Idea AMDK polega na odwiedzaniu 14 kościołów, czyli tylu, ile jest stacji drogi krzyżowej.
Jest jedna zasada, która polega na tym, że Adoracyjną Miejską Drogę Krzyżową rozpoczynamy zawsze w katedrze. Kolejne stacje zmieniają się każdego roku i próbujemy je organizować w pewnym geograficznym porządku, aczkolwiek nie zawsze się to udaje. Jeżeli zobaczymy listę kościołów w tym roku, to rozpiętość jest od Złotnik, aż po Księże Małe. Myślę, że duże odległości są dobre ze względu na ogarnięcie całego miasta modlitwą.
Oprócz przewodnika, o którym rozmawialiśmy przed chwilą, przygotowana została aplikacja na telefon.
Aplikacja pomaga nam odczytać specjalne kody QR, które są umieszczone na tych kościołach stacyjnych. Dzięki temu treści, które zawarte są w papierowym wydaniu przewodnika, wyświetlą nam się na ekranie smartfona. Jeżeli jesteśmy powołani do życia w XXI wieku, to mamy wszystkie narzędzia, które nam są dane, aby je wykorzystywać na chwałę Bożą. I nasza propozycja na Wielki Post jest jedną z takich okazji.

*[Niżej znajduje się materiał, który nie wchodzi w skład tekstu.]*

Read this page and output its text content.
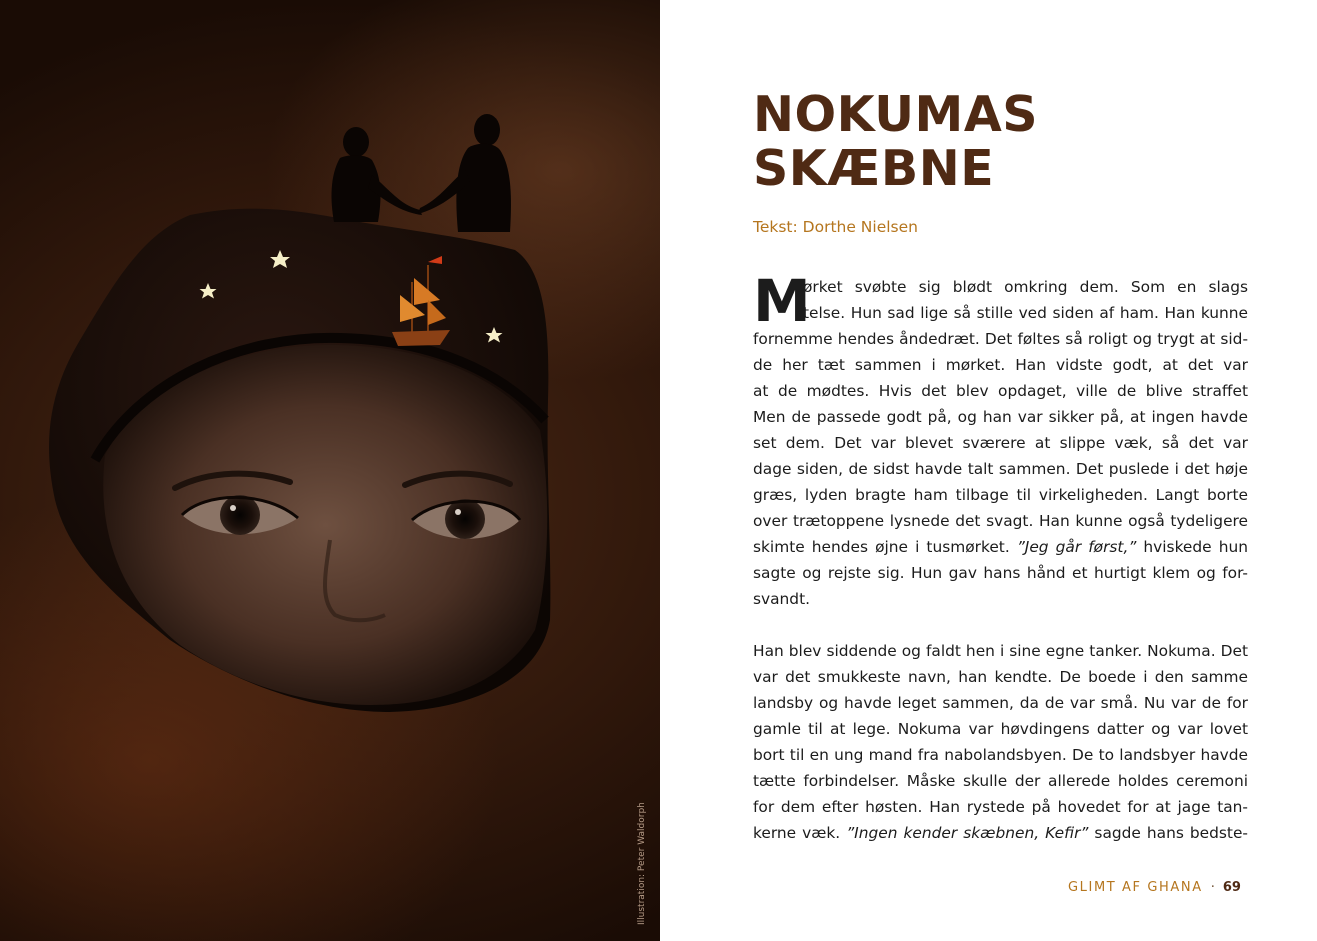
Illustration: Peter Waldorph
NOKUMAS
SKÆBNE
Tekst: Dorthe Nielsen
M

ørket svøbte sig blødt omkring dem. Som en slags
telse. Hun sad lige så stille ved siden af ham. Han kunne
fornemme hendes åndedræt. Det føltes så roligt og trygt at sid-
de her tæt sammen i mørket. Han vidste godt, at det var
at de mødtes. Hvis det blev opdaget, ville de blive straffet
Men de passede godt på, og han var sikker på, at ingen havde
set dem. Det var blevet sværere at slippe væk, så det var
dage siden, de sidst havde talt sammen. Det puslede i det høje
græs, lyden bragte ham tilbage til virkeligheden. Langt borte
over trætoppene lysnede det svagt. Han kunne også tydeligere
skimte hendes øjne i tusmørket. ”Jeg går først,” hviskede hun
sagte og rejste sig. Hun gav hans hånd et hurtigt klem og for-
svandt.

Han blev siddende og faldt hen i sine egne tanker. Nokuma. Det
var det smukkeste navn, han kendte. De boede i den samme
landsby og havde leget sammen, da de var små. Nu var de for
gamle til at lege. Nokuma var høvdingens datter og var lovet
bort til en ung mand fra nabolandsbyen. De to landsbyer havde
tætte forbindelser. Måske skulle der allerede holdes ceremoni
for dem efter høsten. Han rystede på hovedet for at jage tan-
kerne væk. ”Ingen kender skæbnen, Kefir” sagde hans bedste-

GLIMT AF GHANA · 69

Czy jako organizatorzy posiadacie świadectwa osób, które już Adoracyjną Miejską Drogę Krzyżową zrealizowały?
Reklama
Pojawiały się bardzo często i dawały przysłowiowy wiatr w żagle. Zachęcały one do tego, aby w tym dziele trwać nadal, przygotowywać następne stacje i planować kolejne lata. Mieliśmy dużo głosów, żeby odkrywać kolejne miejsca we Wrocławiu i wypełniać je adoracją. Czasem były to podpowiedzi techniczne, gdzie np. umieścić tabliczkę ze stempelkiem. Trafiały się czasem świadectwa w dość nieoczekiwanym momencie.
Na przykład?
Pojechałem na adorację do kościoła, który był w zupełnie innym miejscu niż miejsce mojego zamieszkania. Była to parafia św. Franciszka z Asyżu. Panujący półmrok pozwolił mi dostrzec starsze małżeństwo. Mąż żonie świecił małą latarką na kartki naszego przewodnika stacyjnego, a ona szeptem czytała mu rozważania. Ten widok bardzo mnie poruszył, ponieważ było to świadectwo wyrażone postawą, a nie słowami. Spotkanie się z kimś, kto trzyma te same modlitwy, co ja, tworzy pewną duchową wspólnotę. I to jest bardzo mocne doświadczenie jedności.
Czyli warto wziąć udział...
Zachęcamy do podjęcia wysiłku przemierzania Adoracyjnej Miejskiej Drogi Krzyżowej, nawet w pandemii koronawirusa. Jak się okazuje, szczególnie w tym roku taka forma nabożeństwa jest dopasowana do realiów, w których żyjemy. AMDK kilka lat temu przewidziała w swojej formule wszelkie reżimy sanitarne, które są od nas dzisiaj wymagane.